Otro ejemplo: la semana pasada el festival presentó los datos de su impacto en la economía catalana, cuantificado en 72 millones de euros. Pero más allá de las cifras, como casi todas ellas interpretables y difícilmente comprobables, destacan los parámetros que se valoran para determinar la utilidad del certamen. Y aquí es donde el Sonar+D juega el papel central, ya que en su idea de ir más allá de las actuaciones éste busca su sentido en términos de aumento de facturación de las empresas locales que participan en el festival –un 37% de las mismas incrementaron ingresos el año pasado- o mediante el porcentaje de espectadores que reconocen haber ampliado su cultura musical –un 80% de los encuestados-.

Si son cifras, pero los parámetros que iluminan son diferentes a los habituales en casos así. El Sónar quiere ser un festival útil a su manera, y lo es en la medida en que un político como el teniente de alcalde de Empresa, Cultura e Innovación del ayuntamiento barcelonés, Jaume Collboni, habituado como todos los de su gremio a un discurso rectilíneo, reconoció en rueda de prensa que “las formas de medir las cosas han cambiado”.

Instalación 'Earthworks', inaugurada en Sónar 2016.
Instalación 'Earthworks', inaugurada en Sónar 2016.

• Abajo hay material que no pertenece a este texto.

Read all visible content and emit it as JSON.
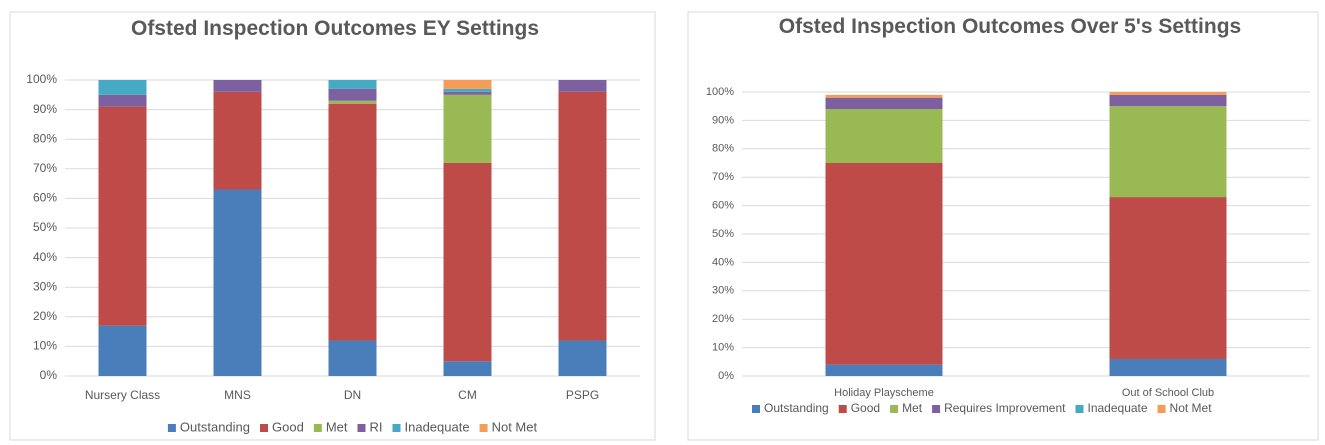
{
  "chart_data": [
    {
      "type": "bar",
      "stacked": true,
      "title": "Ofsted Inspection Outcomes EY Settings",
      "categories": [
        "Nursery Class",
        "MNS",
        "DN",
        "CM",
        "PSPG"
      ],
      "series": [
        {
          "name": "Outstanding",
          "color": "#4a7ebb",
          "values": [
            17,
            63,
            12,
            5,
            12
          ]
        },
        {
          "name": "Good",
          "color": "#be4b48",
          "values": [
            74,
            33,
            80,
            67,
            84
          ]
        },
        {
          "name": "Met",
          "color": "#98b954",
          "values": [
            0,
            0,
            1,
            23,
            0
          ]
        },
        {
          "name": "RI",
          "color": "#7d60a0",
          "values": [
            4,
            4,
            4,
            1,
            4
          ]
        },
        {
          "name": "Inadequate",
          "color": "#46aac5",
          "values": [
            5,
            0,
            3,
            1,
            0
          ]
        },
        {
          "name": "Not Met",
          "color": "#f59d56",
          "values": [
            0,
            0,
            0,
            3,
            0
          ]
        }
      ],
      "ylim": [
        0,
        100
      ],
      "yticks": [
        {
          "value": 0,
          "label": "0%"
        },
        {
          "value": 10,
          "label": "10%"
        },
        {
          "value": 20,
          "label": "20%"
        },
        {
          "value": 30,
          "label": "30%"
        },
        {
          "value": 40,
          "label": "40%"
        },
        {
          "value": 50,
          "label": "50%"
        },
        {
          "value": 60,
          "label": "60%"
        },
        {
          "value": 70,
          "label": "70%"
        },
        {
          "value": 80,
          "label": "80%"
        },
        {
          "value": 90,
          "label": "90%"
        },
        {
          "value": 100,
          "label": "100%"
        }
      ],
      "grid": true,
      "legend": "bottom"
    },
    {
      "type": "bar",
      "stacked": true,
      "title": "Ofsted Inspection Outcomes Over 5's Settings",
      "categories": [
        "Holiday Playscheme",
        "Out of School Club"
      ],
      "series": [
        {
          "name": "Outstanding",
          "color": "#4a7ebb",
          "values": [
            4,
            6
          ]
        },
        {
          "name": "Good",
          "color": "#be4b48",
          "values": [
            71,
            57
          ]
        },
        {
          "name": "Met",
          "color": "#98b954",
          "values": [
            19,
            32
          ]
        },
        {
          "name": "Requires Improvement",
          "color": "#7d60a0",
          "values": [
            4,
            4
          ]
        },
        {
          "name": "Inadequate",
          "color": "#46aac5",
          "values": [
            0,
            0
          ]
        },
        {
          "name": "Not Met",
          "color": "#f59d56",
          "values": [
            1,
            1
          ]
        }
      ],
      "ylim": [
        0,
        100
      ],
      "yticks": [
        {
          "value": 0,
          "label": "0%"
        },
        {
          "value": 10,
          "label": "10%"
        },
        {
          "value": 20,
          "label": "20%"
        },
        {
          "value": 30,
          "label": "30%"
        },
        {
          "value": 40,
          "label": "40%"
        },
        {
          "value": 50,
          "label": "50%"
        },
        {
          "value": 60,
          "label": "60%"
        },
        {
          "value": 70,
          "label": "70%"
        },
        {
          "value": 80,
          "label": "80%"
        },
        {
          "value": 90,
          "label": "90%"
        },
        {
          "value": 100,
          "label": "100%"
        }
      ],
      "grid": true,
      "legend": "bottom"
    }
  ]
}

Pero el Sónar sigue siendo distinto por otros factores. Por ejemplo los cabezas de cartel, donde desde hace años resulta complicado encontrar estímulos excitantes. Y es que el festival, y por supuesto no lo afirma abiertamente, entiende que hacen falta nombres populares para conseguir una base de público al que ofrecer algo más que figurones. Este año, al margen de un espectáculo en estreno mundial que promete ser rutilante, resulta aventurado esperar algo revelador de Jean Michel Jarre, lo que puede hacerse extensivo a Fat Boy Slim y su cazalla rítmica o New Order, grupo que ya sólo puede aspirar a que su último disco, Complete Music evoque, como sucede, a sus obras gloriosas. En otros festivales, los cabezas de cartel pueden aunar cierto vértigo con tirón popular, mientras que en el Sónar cuenta el tirón. Claro que luego hay una interminable lista de artistas que en cierto modo han sido aupados a la popularidad por el propio festival o por el ámbito musical que ha delimitado en estos 23 años de historia.

Es el caso, y aquí entra lo que hace del Sónar un lugar excitante, Oneohtrix Point Never, Skepta, ¿logrará lo mismo que hace años consiguió Dizee Rascal frente a una multitud?, Stormzy, James Blake, Flume, Jamie Woon, Carsten Nicolai, Ata Kak y su africanidad digital, John Grant, Niño de Elche –sí, flamenco en el Sonar- o ese Antony trasmutado en Anohni que no podía escoger mejor lugar para presentar su romance con la electrónica. Se dirá que alguno de estos nombres pueden pasar como cabezas de cartel, pero no olvidemos que por ejemplo hace pocos meses actuaron en Barcelona King Midas Sound y Fennesz, presentes en el Sónar, y lo hicieron antes unas 200 personas en lo que pudo valorarse como un éxito de convocatoria.

Finalmente el festival ofrece una mezcla entre escenarios abiertos (sin contaminación acústica de otros) con escenarios cerrados en los que la sensación de estar asistiendo a un concierto en sala es real. Este hecho aumenta la facilidad de concentración del público y de los propios artistas, que encuentran un ámbito idóneo para exponer su propuesta sin tener la sensación de formar parte de una concurridísima fiesta. Esto no hace malos a los demás festivales, simplemente hace que el Sónar sea diferente. Y lleva 23 años siéndolo.